According to selection criteria, a total of 142 samples were identified as derived from patients with VWD. All but one of these were also identified to have abnormal PFA CTs. Additional data sets of patients with 'low VWF' (n = 137), or borderline normal VWF (n = 163) were also identified, as well as patients with thrombocytopenia and/or low hematocrit (n = 487). In these cohorts, PFA CTs were often (but not always) abnormal. There was a strong association between VWF test parameter values and PFA CTs. Additional study samples comprised cases with normal VWF parameters but prolonged CTs (n = 594), as well as cases with normal VWF and normal CTs (n = 1292), permitting calculation of sensitivity of abnormal PFA for VWD (99.3%), as well as specificity (68.5%), negative predictive value (99.9%) and positive predictive value (19.2%), for a prevalence of 7.0%. Comparatively, normal PFA CTs were better able to exclude VWD than normal test results for individual VWF parameters.

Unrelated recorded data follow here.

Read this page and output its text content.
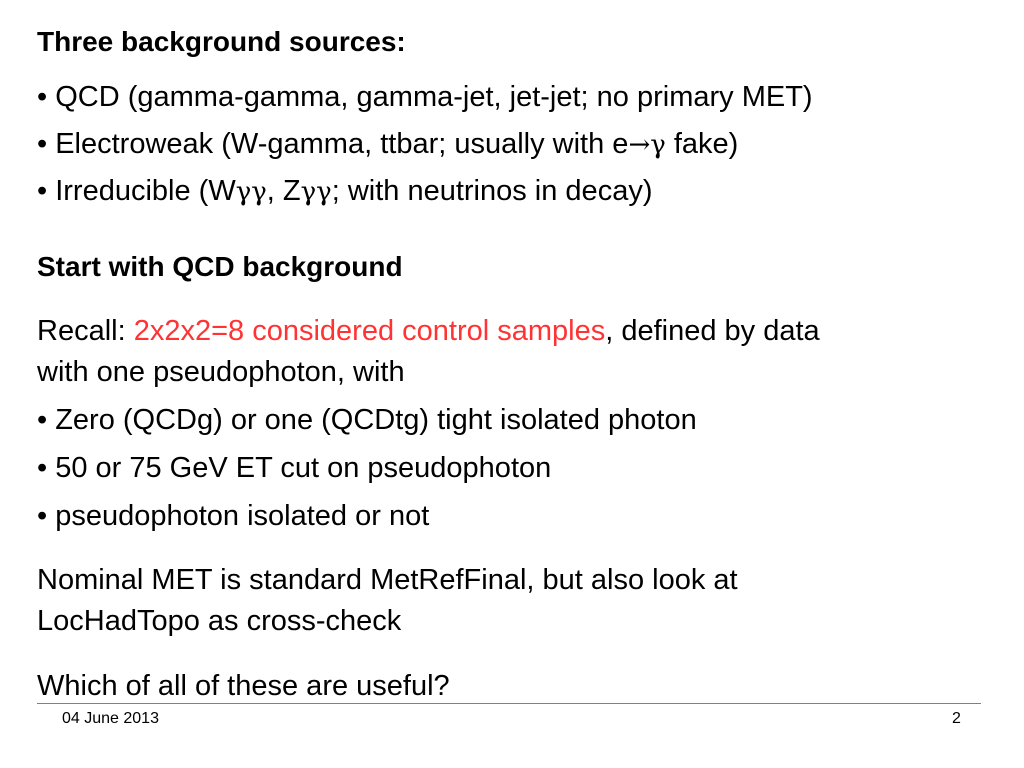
Three background sources:
• QCD (gamma-gamma, gamma-jet, jet-jet; no primary MET)
• Electroweak (W-gamma, ttbar; usually with e→γ fake)
• Irreducible (Wγγ, Zγγ; with neutrinos in decay)
Start with QCD background
Recall: 2x2x2=8 considered control samples, defined by data
with one pseudophoton, with
• Zero (QCDg) or one (QCDtg) tight isolated photon
• 50 or 75 GeV ET cut on pseudophoton
• pseudophoton isolated or not
Nominal MET is standard MetRefFinal, but also look at
LocHadTopo as cross-check
Which of all of these are useful?
04 June 2013	2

This study reports on an evaluation of PFA CTs for identification or exclusion of VWD. In our dataset, representing over 22 years of experience, normal PFA CTs were able to predict absence of VWD with higher sensitivity than individual VWF test results.
血管性血友病(VWD)是最常见的遗传性出血性疾病,也可作为获得性疾病(AVWS)出现。这些表现为血管性血友病因子(VWF)的缺乏和/或缺陷。从血小板功能分析仪(PFA)获得的闭合时间(CT)对 VWD/AVWS 高度敏感。本研究评估了 PFA-100/-200 在排除或检测实验室鉴定的 VWD 方面的效用。
对前瞻性 PFA 检测的成功与否进行评估,以帮助使用本地维护的数据库中的数据排除或检测 VWD。该数据库包含患者信息、PFA 检测结果、VWF 检测结果、血小板计数和血细胞比容以及其他信息,目前总共有 3678 项代表超过 20 年的检测。
根据选择标准,共确定 142 个样本来自 VWD 患者。除 1 个样本外,所有样本的 PFA CT 均异常。还确定了具有“低 VWF”(n=137)或边界正常 VWF(n=163)的其他数据集,以及血小板减少症和/或低血细胞比容的患者(n=487)。在这些队列中,PFA CT 通常(但不总是)异常。VWF 测试参数值与 PFA CT 之间存在很强的关联。额外的研究样本包括 VWF 参数正常但 CT 延长的病例(n=594),以及 VWF 和正常 CT 的病例(n=1292),可计算异常 PFA 对 VWD 的敏感性(99.3%),特异性(68.5%),阴性预测值(99.9%)和阳性预测值(19.2%),患病率为 7.0%。相比之下,正常的 PFA CT 能够比单个 VWF 参数的正常测试结果更好地排除 VWD。
本研究报告了对 PFA CT 用于识别或排除 VWD 的评估。在我们的数据集(代表超过 22 年的经验)中,正常的 PFA CT 能够以比单个 VWF 测试结果更高的敏感性预测 VWD 的不存在。